Maintenant a commencé une nouvelle campagne avec les mêmes arguments. Longmans Green ne souhaite pas la publier parce qu’elle est trop longue, parce que les staliniens n’aiment pas ce que j’écris et ainsi de suite. Je suppose que la véritable raison est que j’ai écrit une introduction marxiste au Capital de Marx. Si l’éditeur souhaitait une introduction conservatrice, il aurait dû s’adresser au Père Coughlin ou au Professeur Laskyde New York. Mais bien entendu, dans ce cas, il n’aurait pas eu le texte de M. Rühle qui a été écrit sous mon contrôle et pour mon introduction.

Sur la base de la correspondance existante, dont je vous ai donné les citations les plus importantes, tout tribunal américain reconnaîtra que j’ai entièrement raison.
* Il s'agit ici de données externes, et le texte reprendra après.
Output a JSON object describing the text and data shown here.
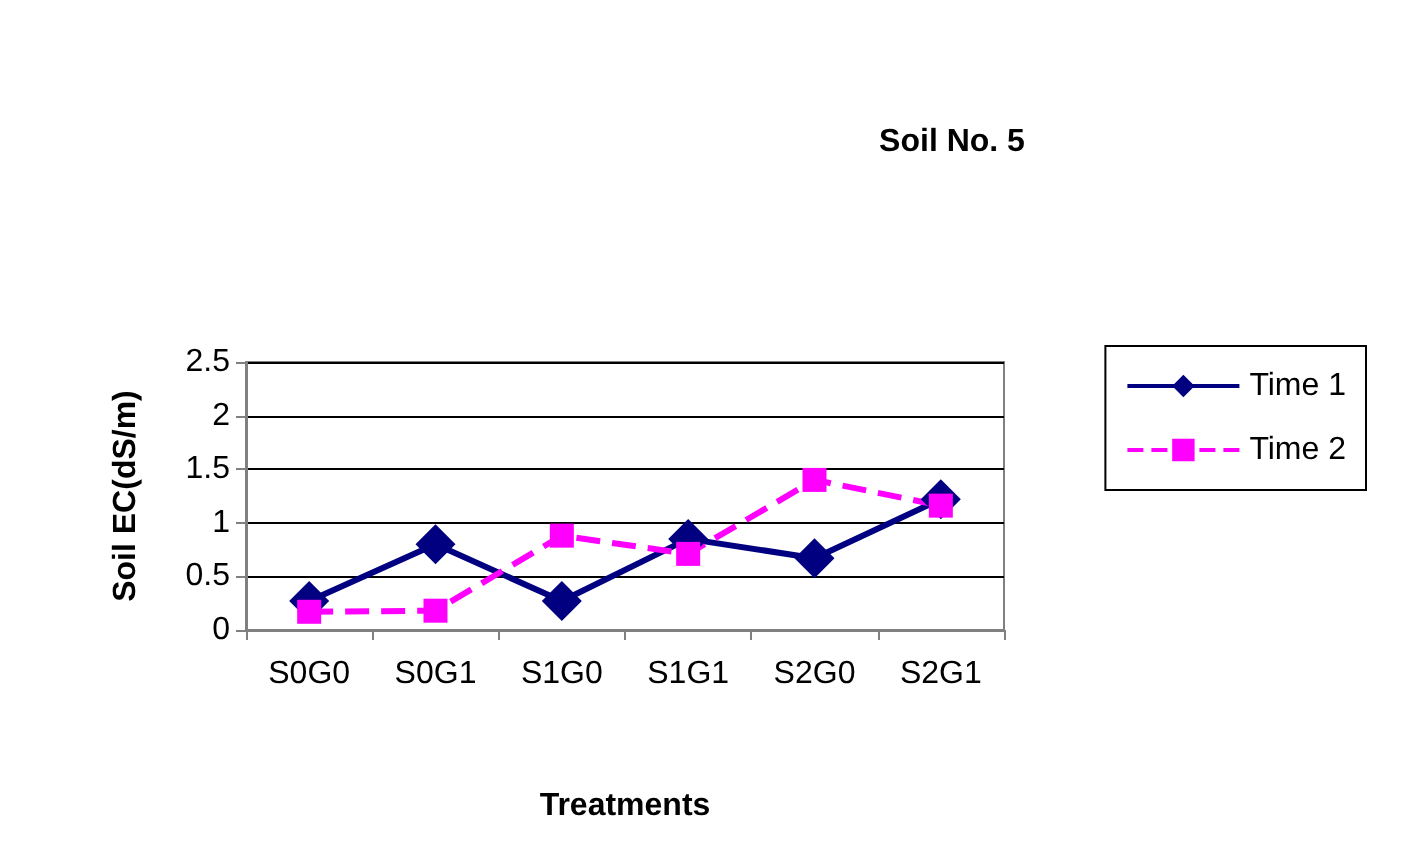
{
  "chart_data": {
    "type": "line",
    "title": "Soil No. 5",
    "xlabel": "Treatments",
    "ylabel": "Soil EC(dS/m)",
    "categories": [
      "S0G0",
      "S0G1",
      "S1G0",
      "S1G1",
      "S2G0",
      "S2G1"
    ],
    "series": [
      {
        "name": "Time 1",
        "color": "#000080",
        "values": [
          0.27,
          0.8,
          0.27,
          0.85,
          0.67,
          1.22
        ],
        "marker": "diamond",
        "line_style": "solid"
      },
      {
        "name": "Time 2",
        "color": "#ff00ff",
        "values": [
          0.17,
          0.18,
          0.88,
          0.71,
          1.4,
          1.16
        ],
        "marker": "square",
        "line_style": "dashed"
      }
    ],
    "ylim": [
      0,
      2.5
    ],
    "yticks": [
      0,
      0.5,
      1,
      1.5,
      2,
      2.5
    ],
    "grid": "y",
    "legend": "right"
  }
}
La rupture du contrat me libérera les mains et je pourrai ainsi publier le livre partout et je suis certain qu’il aura une très grande diffusion.

C’est pourquoi je ne vois pas la moindre raison de mutiler mon travail, sur lequel j’ai passé beaucoup de temps.

P.S. La proposition de publier tout le texte de l'introduction dans une revue est plutôt étrange, car, selon les termes du contrat, tous les droits de reproduction sont entre les mains de l’éditeur. S’il existe une possibilité de le faire, il est obligé de le faire. Mais le texte est écrit pas comme un article de revue, mais comme une introduction au Capital de Marx et doit être publié sous cette forme.

Personnel

Cher Camarade Abern,

Cette lettre est personnelle et n’est destinée qu’à vous. La lettre jointe, vous pouvez, de votre propre initiative, la montrer à M. Mendel ou à Longmans Green. Pour avoir la preuve absolue que ce n’est pas une question de longueur, mais de tendance politique, qui les gêne, vous pouvez, en votre nom personnel, proposer l’hypothèse que la seconde partie, la partie supplémentaire, soit raccourcie en ce sens que la section « Le miroir idéal du Capitalisme » soit la dernière et que les deux derniers chapitres soient éliminés.

Je suis certain qu’ils vont protester parce qu’ils veulent éliminer les choses désagréables que je dis sur le New Deal et l’avenir de l’économie américaine. Ce serait mieux que vous fassiez cette proposition par écrit, comme une proposition que vous êtes prêt à me faire. Alors nous aurons un bon document pour un procès éventuel.

Il faut que j’indique ici que dans sa dernière lettre, M. Mendel écrit « en passant » que Longmans Green est très désireux d’avoir le second livre de Marx avec mon introduction. Cette correspondance est une série de manœuvres, de mensonges et petites intrigues.